Le gouvernement Legault se défend au contraire de ne pas agir : « En 2018, nous nous étions engagés à investir 800 millions supplémentaires en soutien à domicile. D’ici la fin de notre mandat, c’est plutôt 2 milliards supplémentaires qui seront investis », a indiqué le cabinet de la ministre responsable des Aînés, Marguerite Blais.

C’est sans précédent et ça témoigne que nous avons effectué un fort virage vers les soins à domicile.

Le cabinet de la ministre responsable des Aînés et des Proches aidants, Marguerite Blais

Selon le ministère de Mme Blais, il s’agit « d’argent neuf » qui vise à « augmenter le volume et la qualité » des services à domicile.

Dans son rapport annuel d’activités 2020-2021, la protectrice du citoyen, Marie Rinfret, soulignait que le gouvernement avait effectivement « consenti des investissements importants » au cours des deux dernières années.

« Malgré cela, l’objectif de permettre à ces personnes de vivre chez elles tout en recevant des soins et des services adaptés à leur condition n’est toujours pas atteint », indiquait-elle. Elle notait une offre de services « insuffisante » et « d’importantes disparités régionales ».

Pas une priorité, selon l’opposition

Les partis de l’opposition partagent l’avis de l’ex-ministre Hébert. « D’après moi, [le gouvernement] a trop de choses dans son assiette, il ne peut pas mener toutes ces batailles-là de front », indique le député de Québec solidaire Vincent Marissal.

Il s’interroge aussi sur la nécessité de mener une nouvelle étude sur les meilleures pratiques en soins à domicile.

Ce n’est peut-être pas nécessaire d’aller chercher les fleurs exotiques ailleurs. Je pense qu’on a pas mal fait le tour de notre jardin, ce qui me fait penser que c’est une opération pour gagner du temps.

Vincent Marissal, député solidaire de Rosemont

« On n’a surtout pas besoin d’un autre rapport », déplore pour sa part la députée péquiste Lorraine Richard, qui cite les récents travaux d’Alain Dubuc, de l’Institut du Québec, publiés en août. « On a besoin d’actions, et ce gouvernement-là n’est pas dans l’action pour nos aînés. Ça me met hors de moi », ajoute-t-elle.

Lorraine Richard souligne au passage que le gouvernement caquiste « fonce pourtant tête baissée » dans son projet de maisons des aînés.
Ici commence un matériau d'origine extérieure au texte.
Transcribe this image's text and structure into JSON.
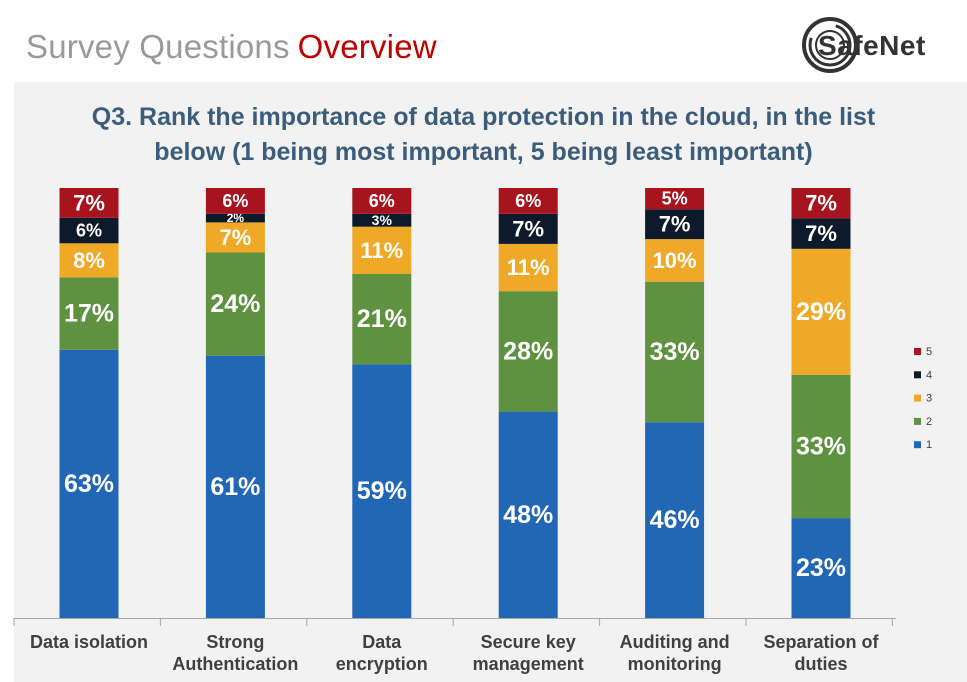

Des propos qui font écho à ceux de la députée libérale Monique Sauvé.

« Le soutien à domicile, c’est ce que les aînés veulent de plus en plus, et encore plus avec la COVID. Mais on s’entend que ça fait de moins belles coupures de ruban […] que de faire une annonce pour une maison des aînés », décoche-t-elle.

Au cabinet de Mme Blais, on déplore que les oppositions « se plaisent » à mettre les soins à domicile en opposition avec le développement de places d’hébergement, alors qu’il s’agit de « services complémentaires qui s’adressent à des clientèles différentes ».

En savoir plus
  • 397 702
    Nombre de Québécois qui recevaient des services de soutien à domicile au 31 mars 2021, soit 37 930 de plus que la mesure de départ en 2019.
    Source : ministère de la Santé et des Services sociaux
    24,4 millions
    Nombre total d’heures de services de soutien à domicile au 31 mars 2021, soit une augmentation de 4,9 millions d’heures par rapport à la mesure de départ en 2019.